La récolte se fait quand le fruit a atteint sa pleine taille et sa coloration finale (qui varieront selon la variété) et est encore lustré, donc avant la maturité complète. Pour être certain, faites une légère pression avec un doigt pour laisser une empreinte qui doit disparaître aussitôt. À ce stade, la chair sera encore juteuse et les graines, en faible nombre et de taille minuscule. Si vous attendez trop longtemps, l’écorce deviendra terne et coriace, les graines nombreuses et grosses et la chair ne sera plus très appétissante.

Bonne chance avec vos aubergines!

7 réflexions sur “L’aubergine: une solanacée à découvrir

  1. Dominic Audy

    Vous êtes comme toujours de très bon conseil. J’ai un assez bon succès avec mes différentes variétés d’aubergines depuis que j’ai décidé de les garder tout l”été en serre, en sacs de 10 ou 15 gallons, beaucoup de compost, du promix, un peu de sable, du paillis de feuilles mortes., engrais d’algues pulvérisé sur les feuilles, ajouter de compost/fumier de poule en mi-saison.

    La différence avec les quelques plants que je fais encore au jardin (mes semis “extras” en fait) est énorme, les plants sont beaucoup plus gros – près du double en fin de saison – et ramifiés, et les feuilles de certaines variétés sont énormes (les plus grosses de ma Ping Tung font 30 cm de largeur déjà, la plante fait un bon mètre de diamètre, et on n’est qu’au début juillet. Les poussées de croissance avec les canicules qu’on a eues sont assez spectaculaires. L’autre avantage majeur c’est que la saison en serre est bien plus longue, depuis la mi-Mai les nuits sont constamment au dessus de 12-13 degrés et j’ai pu les mettre en pots, et ils vont pouvoir faire des fruits acceptables jusqu’assez tard. Plusieurs de mes variétés Japonaises comme la Kamo Nasu (ronde) et Mitoyo Nasu (forme de bourse) et Taïwanaises ont déjà plusieurs fruits en formation, les premiers depuis la St-Jean. .

    Vous avez parfaitement raison, si on a la serre ou la couche froide, c’est une bonne façon de les mettre à profit l’été, avec quelques piments forts aussi.
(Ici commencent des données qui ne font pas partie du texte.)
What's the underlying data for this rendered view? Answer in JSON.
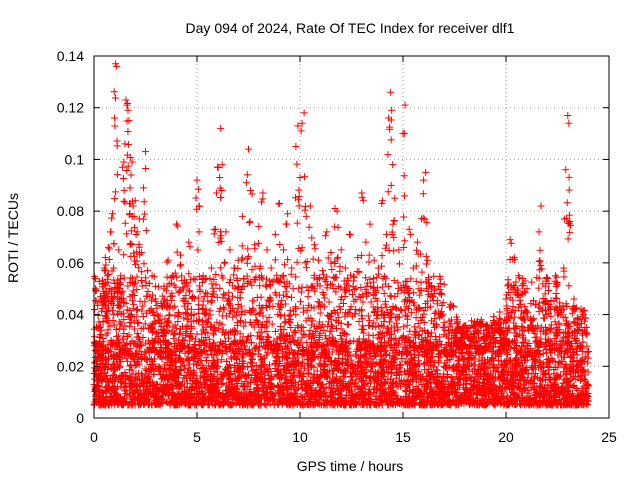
{
  "chart_data": {
    "type": "scatter",
    "title": "Day 094 of 2024, Rate Of TEC Index for receiver dlf1",
    "xlabel": "GPS time / hours",
    "ylabel": "ROTI / TECUs",
    "xlim": [
      0,
      25
    ],
    "ylim": [
      0,
      0.14
    ],
    "x_ticks": [
      0,
      5,
      10,
      15,
      20,
      25
    ],
    "x_tick_labels": [
      "0",
      "5",
      "10",
      "15",
      "20",
      "25"
    ],
    "y_ticks": [
      0,
      0.02,
      0.04,
      0.06,
      0.08,
      0.1,
      0.12,
      0.14
    ],
    "y_tick_labels": [
      "0",
      "0.02",
      "0.04",
      "0.06",
      "0.08",
      "0.1",
      "0.12",
      "0.14"
    ],
    "grid": true,
    "marker": "+",
    "color": "#ff0000",
    "series": [
      {
        "name": "ROTI",
        "points": [
          [
            0.05,
            0.012
          ],
          [
            0.1,
            0.018
          ],
          [
            0.15,
            0.022
          ],
          [
            0.2,
            0.015
          ],
          [
            0.25,
            0.028
          ],
          [
            0.3,
            0.035
          ],
          [
            0.35,
            0.024
          ],
          [
            0.4,
            0.045
          ],
          [
            0.45,
            0.052
          ],
          [
            0.5,
            0.058
          ],
          [
            0.55,
            0.062
          ],
          [
            0.6,
            0.041
          ],
          [
            0.65,
            0.055
          ],
          [
            0.7,
            0.066
          ],
          [
            0.8,
            0.072
          ],
          [
            0.85,
            0.048
          ],
          [
            0.9,
            0.079
          ],
          [
            0.95,
            0.058
          ],
          [
            1.0,
            0.116
          ],
          [
            1.05,
            0.137
          ],
          [
            1.1,
            0.136
          ],
          [
            1.15,
            0.052
          ],
          [
            1.2,
            0.065
          ],
          [
            1.3,
            0.055
          ],
          [
            1.4,
            0.049
          ],
          [
            1.45,
            0.099
          ],
          [
            1.5,
            0.106
          ],
          [
            1.55,
            0.123
          ],
          [
            1.6,
            0.121
          ],
          [
            1.65,
            0.119
          ],
          [
            1.7,
            0.115
          ],
          [
            1.75,
            0.089
          ],
          [
            1.8,
            0.094
          ],
          [
            1.85,
            0.099
          ],
          [
            1.9,
            0.082
          ],
          [
            1.95,
            0.078
          ],
          [
            2.0,
            0.084
          ],
          [
            2.1,
            0.072
          ],
          [
            2.2,
            0.077
          ],
          [
            2.3,
            0.064
          ],
          [
            2.4,
            0.089
          ],
          [
            2.5,
            0.103
          ],
          [
            2.6,
            0.057
          ],
          [
            2.7,
            0.052
          ],
          [
            2.8,
            0.035
          ],
          [
            2.9,
            0.041
          ],
          [
            3.0,
            0.045
          ],
          [
            3.2,
            0.038
          ],
          [
            3.4,
            0.051
          ],
          [
            3.6,
            0.061
          ],
          [
            3.8,
            0.055
          ],
          [
            4.0,
            0.075
          ],
          [
            4.2,
            0.063
          ],
          [
            4.4,
            0.052
          ],
          [
            4.6,
            0.068
          ],
          [
            4.8,
            0.047
          ],
          [
            5.0,
            0.092
          ],
          [
            5.1,
            0.082
          ],
          [
            5.3,
            0.055
          ],
          [
            5.5,
            0.048
          ],
          [
            5.7,
            0.058
          ],
          [
            5.9,
            0.073
          ],
          [
            6.0,
            0.097
          ],
          [
            6.1,
            0.093
          ],
          [
            6.15,
            0.112
          ],
          [
            6.2,
            0.088
          ],
          [
            6.4,
            0.072
          ],
          [
            6.6,
            0.065
          ],
          [
            6.8,
            0.058
          ],
          [
            7.0,
            0.061
          ],
          [
            7.2,
            0.078
          ],
          [
            7.4,
            0.091
          ],
          [
            7.5,
            0.104
          ],
          [
            7.6,
            0.088
          ],
          [
            7.8,
            0.067
          ],
          [
            8.0,
            0.074
          ],
          [
            8.2,
            0.087
          ],
          [
            8.4,
            0.065
          ],
          [
            8.6,
            0.058
          ],
          [
            8.8,
            0.071
          ],
          [
            9.0,
            0.083
          ],
          [
            9.2,
            0.065
          ],
          [
            9.4,
            0.079
          ],
          [
            9.6,
            0.058
          ],
          [
            9.8,
            0.105
          ],
          [
            9.9,
            0.113
          ],
          [
            10.0,
            0.093
          ],
          [
            10.1,
            0.114
          ],
          [
            10.2,
            0.118
          ],
          [
            10.3,
            0.078
          ],
          [
            10.5,
            0.082
          ],
          [
            10.7,
            0.067
          ],
          [
            10.9,
            0.061
          ],
          [
            11.1,
            0.057
          ],
          [
            11.3,
            0.072
          ],
          [
            11.5,
            0.064
          ],
          [
            11.7,
            0.081
          ],
          [
            11.8,
            0.08
          ],
          [
            12.0,
            0.065
          ],
          [
            12.2,
            0.058
          ],
          [
            12.4,
            0.071
          ],
          [
            12.6,
            0.053
          ],
          [
            12.8,
            0.062
          ],
          [
            13.0,
            0.087
          ],
          [
            13.2,
            0.068
          ],
          [
            13.4,
            0.075
          ],
          [
            13.6,
            0.061
          ],
          [
            13.8,
            0.058
          ],
          [
            14.0,
            0.084
          ],
          [
            14.2,
            0.071
          ],
          [
            14.3,
            0.116
          ],
          [
            14.4,
            0.126
          ],
          [
            14.45,
            0.119
          ],
          [
            14.5,
            0.098
          ],
          [
            14.6,
            0.085
          ],
          [
            14.8,
            0.065
          ],
          [
            15.0,
            0.11
          ],
          [
            15.1,
            0.121
          ],
          [
            15.3,
            0.073
          ],
          [
            15.5,
            0.058
          ],
          [
            15.7,
            0.068
          ],
          [
            15.9,
            0.077
          ],
          [
            16.0,
            0.092
          ],
          [
            16.1,
            0.095
          ],
          [
            16.2,
            0.061
          ],
          [
            16.4,
            0.048
          ],
          [
            16.6,
            0.041
          ],
          [
            16.8,
            0.052
          ],
          [
            17.0,
            0.037
          ],
          [
            17.3,
            0.044
          ],
          [
            17.6,
            0.039
          ],
          [
            17.9,
            0.035
          ],
          [
            18.2,
            0.031
          ],
          [
            18.5,
            0.036
          ],
          [
            18.8,
            0.038
          ],
          [
            19.1,
            0.032
          ],
          [
            19.4,
            0.037
          ],
          [
            19.7,
            0.041
          ],
          [
            20.0,
            0.046
          ],
          [
            20.2,
            0.069
          ],
          [
            20.4,
            0.062
          ],
          [
            20.6,
            0.055
          ],
          [
            20.8,
            0.048
          ],
          [
            21.0,
            0.041
          ],
          [
            21.3,
            0.038
          ],
          [
            21.6,
            0.072
          ],
          [
            21.7,
            0.082
          ],
          [
            21.9,
            0.048
          ],
          [
            22.2,
            0.036
          ],
          [
            22.4,
            0.055
          ],
          [
            22.6,
            0.043
          ],
          [
            22.8,
            0.058
          ],
          [
            22.9,
            0.096
          ],
          [
            23.0,
            0.117
          ],
          [
            23.05,
            0.114
          ],
          [
            23.1,
            0.076
          ],
          [
            23.3,
            0.046
          ],
          [
            23.5,
            0.038
          ],
          [
            23.7,
            0.041
          ],
          [
            23.9,
            0.035
          ]
        ]
      }
    ],
    "background_band": {
      "description": "dense cluster of points between 0.005 and 0.03 across the full 0-24 hour range",
      "y_range": [
        0.005,
        0.03
      ],
      "x_range": [
        0,
        24
      ]
    }
  }
}
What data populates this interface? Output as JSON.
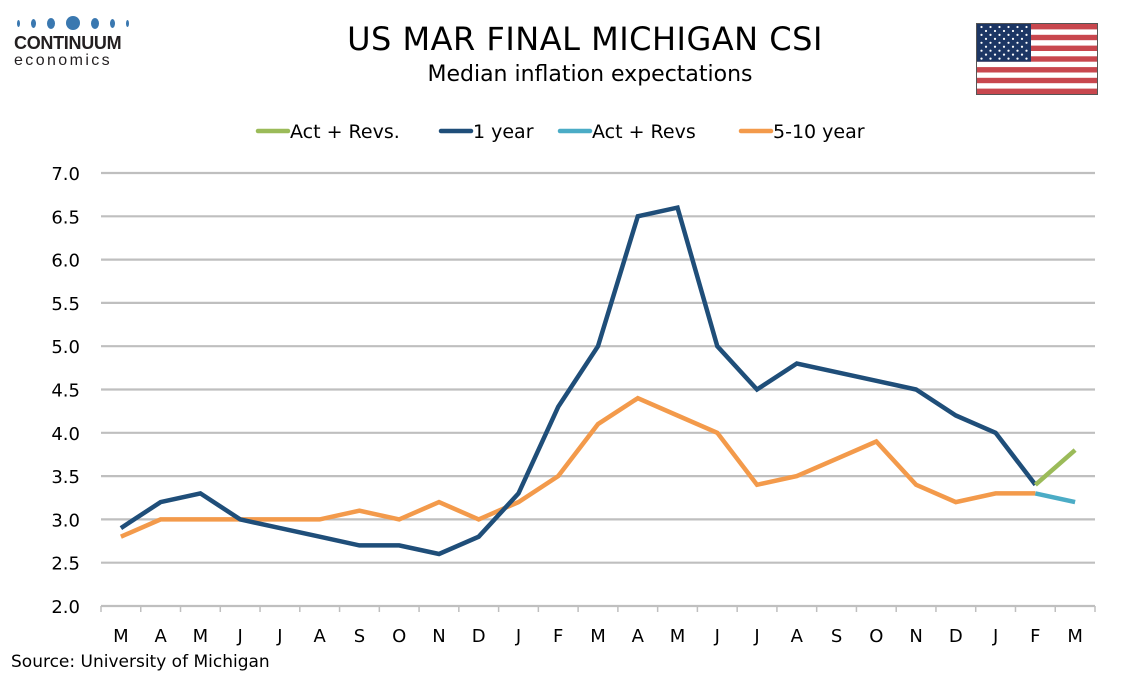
{
  "header": {
    "logo_main": "CONTINUUM",
    "logo_sub": "economics",
    "title": "US MAR FINAL MICHIGAN CSI",
    "subtitle": "Median inflation expectations",
    "flag_icon": "us-flag-icon"
  },
  "footer": {
    "source": "Source: University of Michigan"
  },
  "colors": {
    "one_year": "#1f4e79",
    "five_ten_year": "#f39a4b",
    "act_revs_green": "#9bbb59",
    "act_revs_blue": "#4bacc6",
    "gridline": "#bfbfbf",
    "logo_blue": "#3a78b0"
  },
  "chart_data": {
    "type": "line",
    "title": "US MAR FINAL MICHIGAN CSI",
    "subtitle": "Median inflation expectations",
    "xlabel": "",
    "ylabel": "",
    "ylim": [
      2.0,
      7.0
    ],
    "yticks": [
      "7.0",
      "6.5",
      "6.0",
      "5.5",
      "5.0",
      "4.5",
      "4.0",
      "3.5",
      "3.0",
      "2.5",
      "2.0"
    ],
    "ytick_values": [
      7.0,
      6.5,
      6.0,
      5.5,
      5.0,
      4.5,
      4.0,
      3.5,
      3.0,
      2.5,
      2.0
    ],
    "grid": true,
    "legend_position": "top",
    "categories": [
      "M",
      "A",
      "M",
      "J",
      "J",
      "A",
      "S",
      "O",
      "N",
      "D",
      "J",
      "F",
      "M",
      "A",
      "M",
      "J",
      "J",
      "A",
      "S",
      "O",
      "N",
      "D",
      "J",
      "F",
      "M"
    ],
    "legend": [
      "Act + Revs.",
      "1 year",
      "Act + Revs",
      "5-10 year"
    ],
    "series": [
      {
        "name": "Act + Revs.",
        "color": "#9bbb59",
        "start_index": 23,
        "values": [
          3.4,
          3.8
        ]
      },
      {
        "name": "1 year",
        "color": "#1f4e79",
        "start_index": 0,
        "values": [
          2.9,
          3.2,
          3.3,
          3.0,
          2.9,
          2.8,
          2.7,
          2.7,
          2.6,
          2.8,
          3.3,
          4.3,
          5.0,
          6.5,
          6.6,
          5.0,
          4.5,
          4.8,
          4.7,
          4.6,
          4.5,
          4.2,
          4.0,
          3.4
        ]
      },
      {
        "name": "Act + Revs",
        "color": "#4bacc6",
        "start_index": 23,
        "values": [
          3.3,
          3.2
        ]
      },
      {
        "name": "5-10 year",
        "color": "#f39a4b",
        "start_index": 0,
        "values": [
          2.8,
          3.0,
          3.0,
          3.0,
          3.0,
          3.0,
          3.1,
          3.0,
          3.2,
          3.0,
          3.2,
          3.5,
          4.1,
          4.4,
          4.2,
          4.0,
          3.4,
          3.5,
          3.7,
          3.9,
          3.4,
          3.2,
          3.3,
          3.3
        ]
      }
    ]
  }
}
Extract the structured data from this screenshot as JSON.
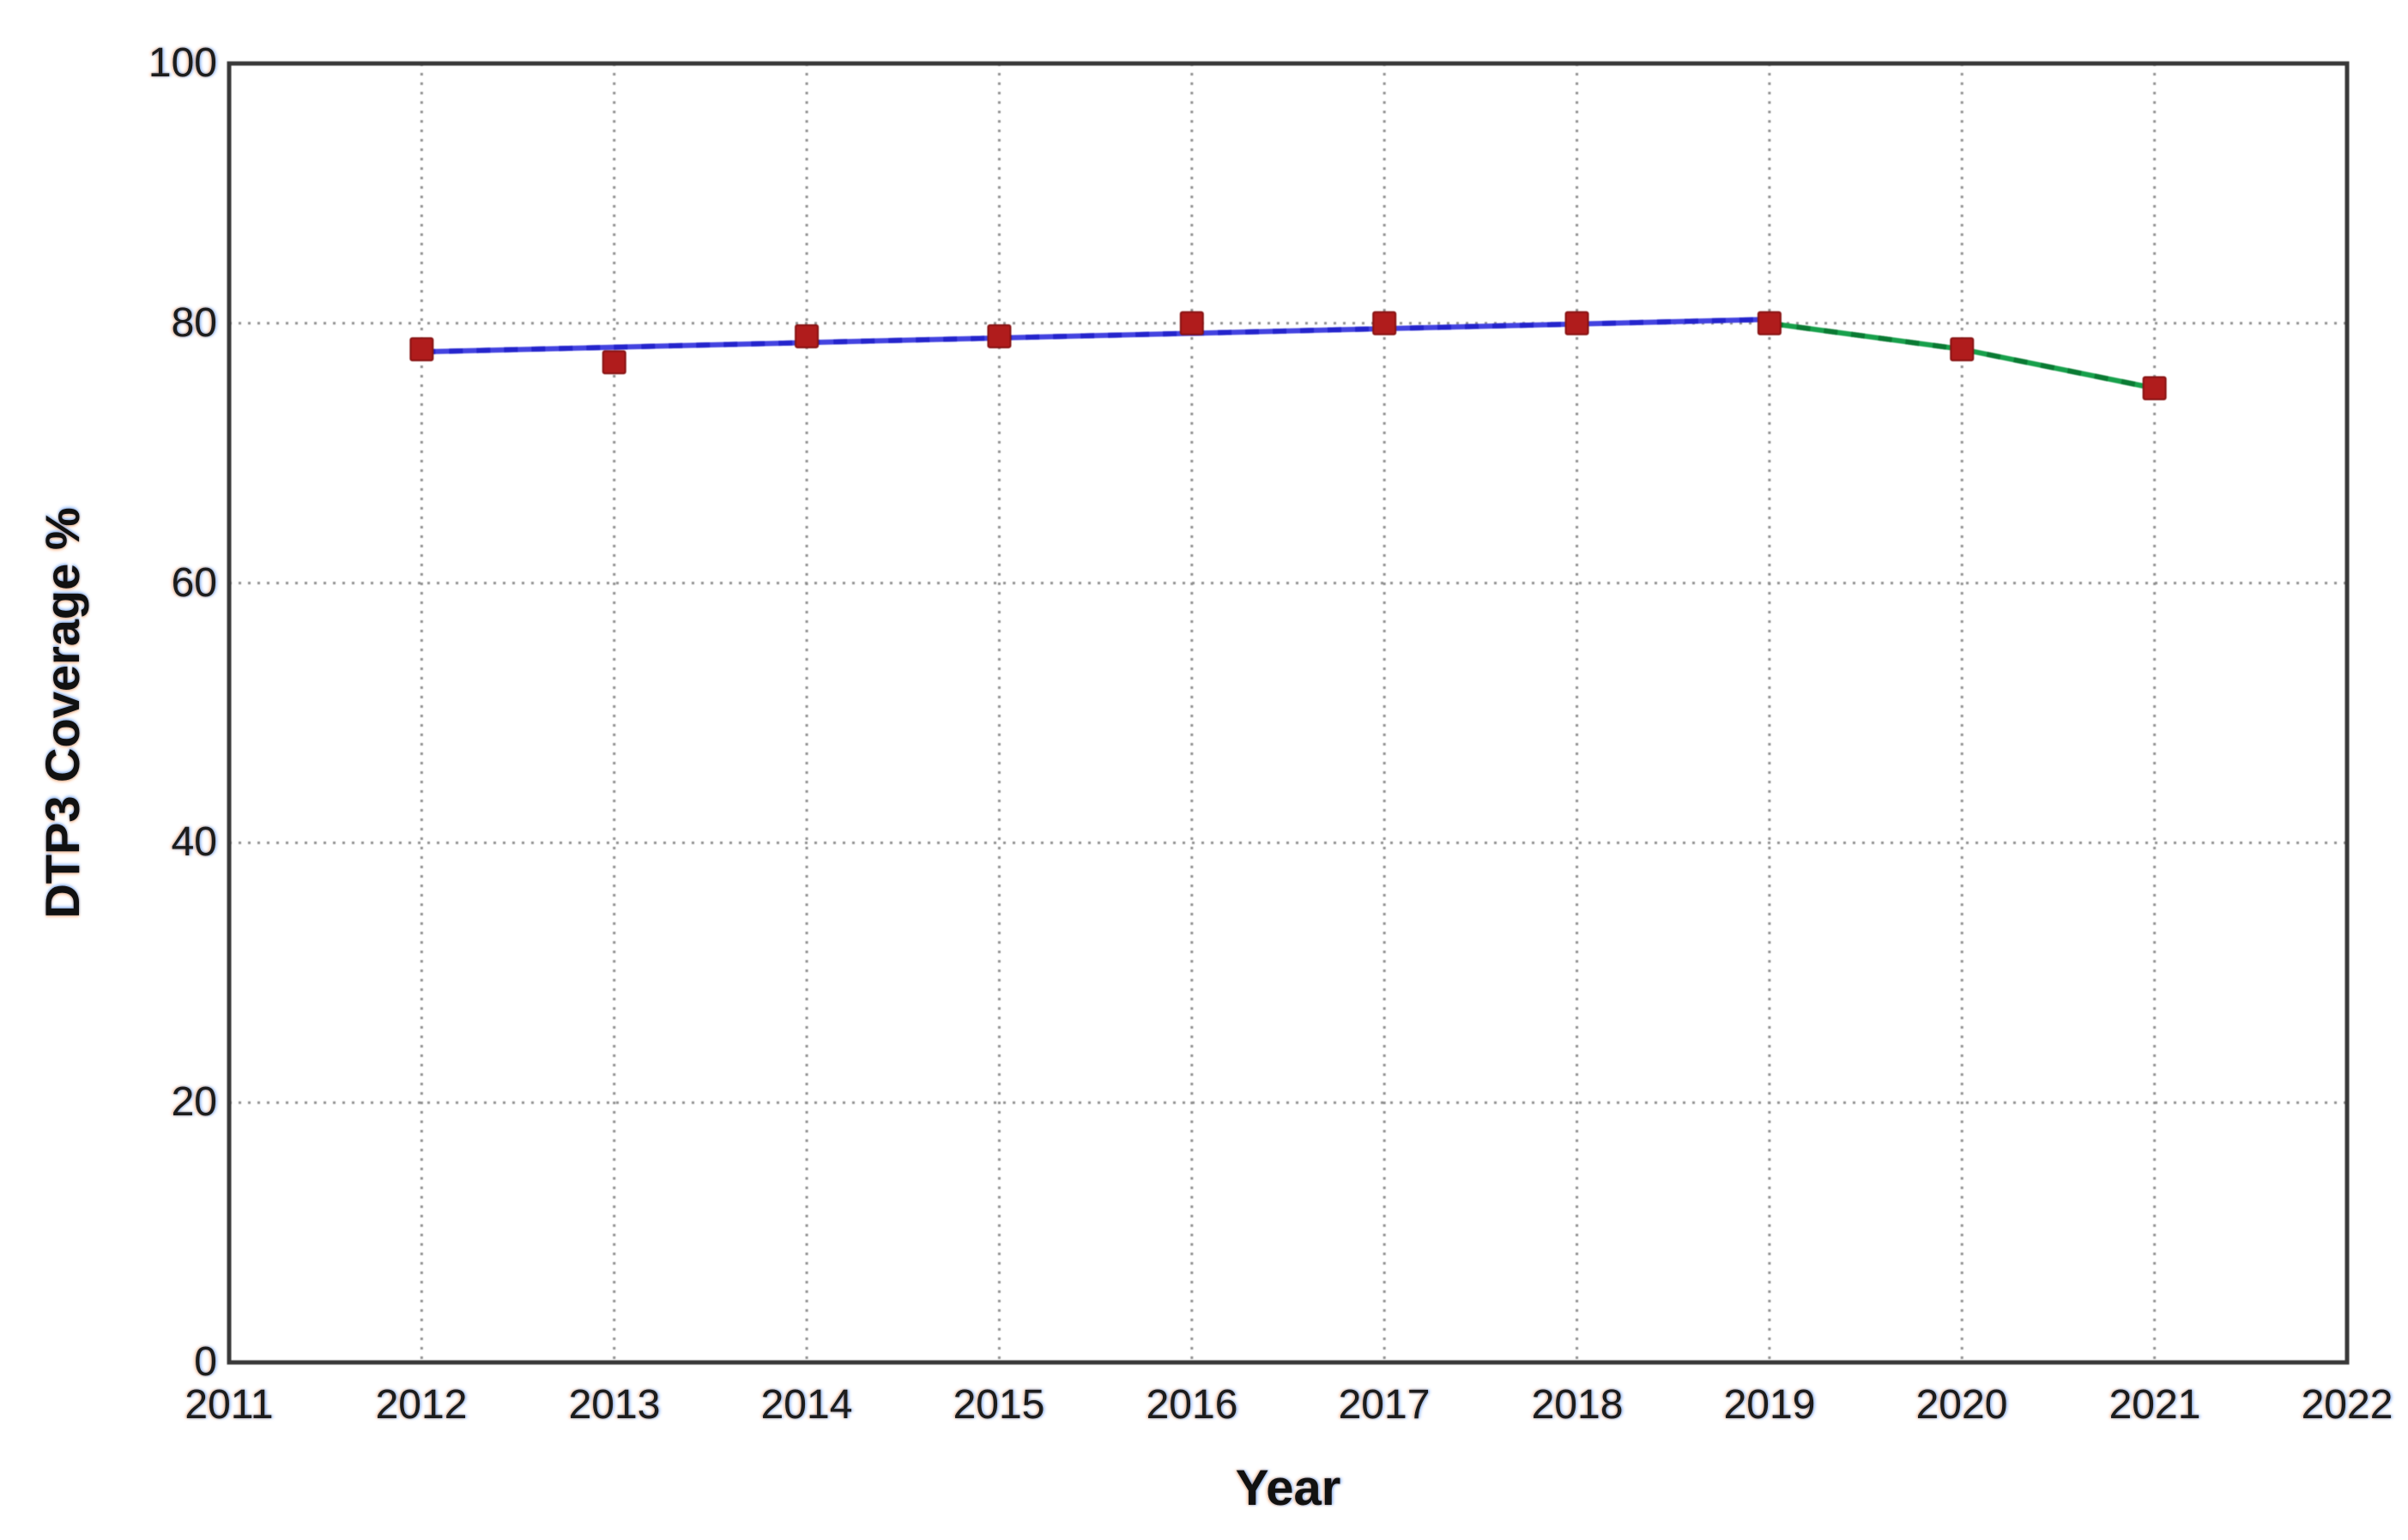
{
  "chart_data": {
    "type": "line",
    "title": "",
    "xlabel": "Year",
    "ylabel": "DTP3 Coverage %",
    "xlim": [
      2011,
      2022
    ],
    "ylim": [
      0,
      100
    ],
    "xticks": [
      2011,
      2012,
      2013,
      2014,
      2015,
      2016,
      2017,
      2018,
      2019,
      2020,
      2021,
      2022
    ],
    "yticks": [
      0,
      20,
      40,
      60,
      80,
      100
    ],
    "grid": true,
    "legend": "none",
    "categories": [
      2012,
      2013,
      2014,
      2015,
      2016,
      2017,
      2018,
      2019,
      2020,
      2021
    ],
    "series": [
      {
        "name": "observed-coverage-points",
        "kind": "points",
        "marker": "square",
        "color": "#b01c1c",
        "x": [
          2012,
          2013,
          2014,
          2015,
          2016,
          2017,
          2018,
          2019,
          2020,
          2021
        ],
        "y": [
          78,
          77,
          79,
          79,
          80,
          80,
          80,
          80,
          78,
          75
        ]
      },
      {
        "name": "trend-line-2012-2019",
        "kind": "line",
        "color": "#4343e0",
        "dash_color": "#2424cc",
        "x": [
          2012,
          2019
        ],
        "y": [
          77.8,
          80.3
        ]
      },
      {
        "name": "decline-line-2019-2021",
        "kind": "line",
        "color": "#17a04b",
        "dash_color": "#0a7a33",
        "x": [
          2019,
          2020,
          2021
        ],
        "y": [
          80,
          78,
          75
        ]
      }
    ],
    "colors": {
      "background": "#ffffff",
      "grid": "#8f8f8f",
      "frame": "#383838",
      "text": "#1c1c1c"
    }
  }
}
Fini les problèmes d’insectes, il faut juste faire attention à la circulation d’air et se méfier du mildiou.

    Avec la saison allongée je me permet de pincer une fois. Je vais peut être tenter l’expérience sur un plant de rabattre en fin juillet, apparemment ça augmente grandement la récolte de fin de saison (mais encore là ce serait un bénéfice de les faire en serre, on ne peut pas se le permettre au jardin ici, je pense, c’est une pratique de pays chaud).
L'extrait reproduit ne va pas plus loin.